Here are some of the tidbits that I unearthed while looking at spring training records over the past 10 years:
• Out of the past 20 World Series participants since 2002, only six had a spring training record worse than one game under .500.
• Seven of the 10 teams that had the worst overall spring training record went on to finish last or next-to-last in their division that season.
• Only two of the 11 teams (two teams tied one year) with the best overall spring training record had a losing record that season.
So, am I saying from these stats that the Braves are going to finish last in the National League East this season? No. Am I also trying to say that the Dodgers will win the World Series. No, again.
What I am trying to point out, however, is that if I were a Braves fan, I would be a little concerned with my team’s 1-10 record as we are one-third of the way through the 2012 spring training schedule. If the Braves go on to finish with the worst overall record this spring, they are facing 10-year odds that are against them producing a winning season.
I’m prepared for all the “Braves Hater” comments that I’ll probably receive. Both of my sons were born in Atlanta and my wife is a big Braves fan. I pull for the Braves when they aren’t playing my Dodgers.
I’m not trying to hate on the Braves; I’m just trying to make a point that, to some extent, spring training records (at least the best and the worst) can play a part in a team’s regular season success.
When I passed this information along to a friend who’s a die-hard Braves fan, he looked at me like I had three heads. The Braves have suffered injuries, he said; they’ve been playing single-A guys who won’t be on the team come April.
I understand that.
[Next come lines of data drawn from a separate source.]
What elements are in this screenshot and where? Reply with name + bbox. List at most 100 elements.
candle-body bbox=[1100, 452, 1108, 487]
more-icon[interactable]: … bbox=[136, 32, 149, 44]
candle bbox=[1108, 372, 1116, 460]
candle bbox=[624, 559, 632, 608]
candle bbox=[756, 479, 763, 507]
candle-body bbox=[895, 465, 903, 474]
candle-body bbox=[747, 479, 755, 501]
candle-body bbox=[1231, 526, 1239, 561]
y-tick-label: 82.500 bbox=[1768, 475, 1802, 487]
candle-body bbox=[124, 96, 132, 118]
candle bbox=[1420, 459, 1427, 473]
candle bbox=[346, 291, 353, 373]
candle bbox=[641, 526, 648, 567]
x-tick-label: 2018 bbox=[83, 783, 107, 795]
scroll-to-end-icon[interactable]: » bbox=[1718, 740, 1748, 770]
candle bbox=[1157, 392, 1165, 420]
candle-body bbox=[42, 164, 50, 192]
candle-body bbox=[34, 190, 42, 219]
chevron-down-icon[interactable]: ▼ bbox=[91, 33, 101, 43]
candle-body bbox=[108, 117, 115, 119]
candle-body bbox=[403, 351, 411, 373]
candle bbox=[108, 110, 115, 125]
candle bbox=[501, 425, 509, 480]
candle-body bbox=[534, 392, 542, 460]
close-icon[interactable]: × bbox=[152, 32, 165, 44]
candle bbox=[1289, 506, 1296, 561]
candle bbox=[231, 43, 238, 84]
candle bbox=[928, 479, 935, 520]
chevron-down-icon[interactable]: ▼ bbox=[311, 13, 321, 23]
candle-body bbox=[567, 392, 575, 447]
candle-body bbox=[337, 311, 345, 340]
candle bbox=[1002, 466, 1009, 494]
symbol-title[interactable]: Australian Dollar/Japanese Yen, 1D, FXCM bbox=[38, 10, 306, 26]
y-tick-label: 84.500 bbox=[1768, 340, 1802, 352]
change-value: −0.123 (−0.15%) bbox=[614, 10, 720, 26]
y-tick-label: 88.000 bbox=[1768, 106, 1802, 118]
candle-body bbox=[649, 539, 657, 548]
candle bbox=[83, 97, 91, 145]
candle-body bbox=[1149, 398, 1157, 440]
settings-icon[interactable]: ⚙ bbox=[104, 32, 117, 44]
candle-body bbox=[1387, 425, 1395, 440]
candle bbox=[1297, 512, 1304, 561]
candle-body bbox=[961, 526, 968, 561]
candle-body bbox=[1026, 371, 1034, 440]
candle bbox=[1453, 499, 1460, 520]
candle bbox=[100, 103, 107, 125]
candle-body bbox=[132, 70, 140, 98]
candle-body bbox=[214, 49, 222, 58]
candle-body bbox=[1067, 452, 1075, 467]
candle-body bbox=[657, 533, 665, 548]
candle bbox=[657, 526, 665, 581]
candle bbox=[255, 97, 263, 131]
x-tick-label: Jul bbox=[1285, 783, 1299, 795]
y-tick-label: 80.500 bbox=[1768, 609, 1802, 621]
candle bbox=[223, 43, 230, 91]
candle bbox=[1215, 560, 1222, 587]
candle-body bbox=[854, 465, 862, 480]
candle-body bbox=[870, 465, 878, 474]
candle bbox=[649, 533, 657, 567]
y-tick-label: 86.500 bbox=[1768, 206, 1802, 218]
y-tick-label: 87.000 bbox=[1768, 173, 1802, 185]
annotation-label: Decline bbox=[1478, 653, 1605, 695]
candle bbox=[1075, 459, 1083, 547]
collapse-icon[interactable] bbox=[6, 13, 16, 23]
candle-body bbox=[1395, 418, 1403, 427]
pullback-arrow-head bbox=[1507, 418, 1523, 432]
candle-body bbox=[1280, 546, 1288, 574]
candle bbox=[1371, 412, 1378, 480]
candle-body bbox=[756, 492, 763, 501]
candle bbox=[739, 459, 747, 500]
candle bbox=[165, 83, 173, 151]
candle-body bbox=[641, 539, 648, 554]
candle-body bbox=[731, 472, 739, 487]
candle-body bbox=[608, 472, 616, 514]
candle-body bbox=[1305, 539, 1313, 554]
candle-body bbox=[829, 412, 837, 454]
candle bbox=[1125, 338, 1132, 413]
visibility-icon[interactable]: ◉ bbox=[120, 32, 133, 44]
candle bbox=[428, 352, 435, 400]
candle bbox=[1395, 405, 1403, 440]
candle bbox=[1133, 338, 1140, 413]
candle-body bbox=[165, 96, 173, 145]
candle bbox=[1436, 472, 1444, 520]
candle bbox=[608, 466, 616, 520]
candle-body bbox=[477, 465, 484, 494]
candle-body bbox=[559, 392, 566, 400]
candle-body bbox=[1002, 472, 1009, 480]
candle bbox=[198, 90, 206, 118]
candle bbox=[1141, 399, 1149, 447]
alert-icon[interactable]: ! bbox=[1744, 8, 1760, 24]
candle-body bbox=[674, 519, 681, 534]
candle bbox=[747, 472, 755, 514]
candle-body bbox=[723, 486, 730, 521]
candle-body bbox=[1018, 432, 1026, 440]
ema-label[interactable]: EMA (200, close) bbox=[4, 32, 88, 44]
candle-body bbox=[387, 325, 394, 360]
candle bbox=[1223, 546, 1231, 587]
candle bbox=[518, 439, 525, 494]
Every team, though, has had injuries and has played teenagers who will be nowhere near a major league roster this summer. I just think that if the losing continues like it has, overtaking the Philadelphia Phillies will be a much more difficult challenge for the Braves in 2012.
If the Dodgers continue to win out West this spring, I’m not going to be making World Series reservations for October. However, I will be hopeful that this season will be brighter, thanks to the precedent set by 82 percent of the other teams with the best spring training records since 2002.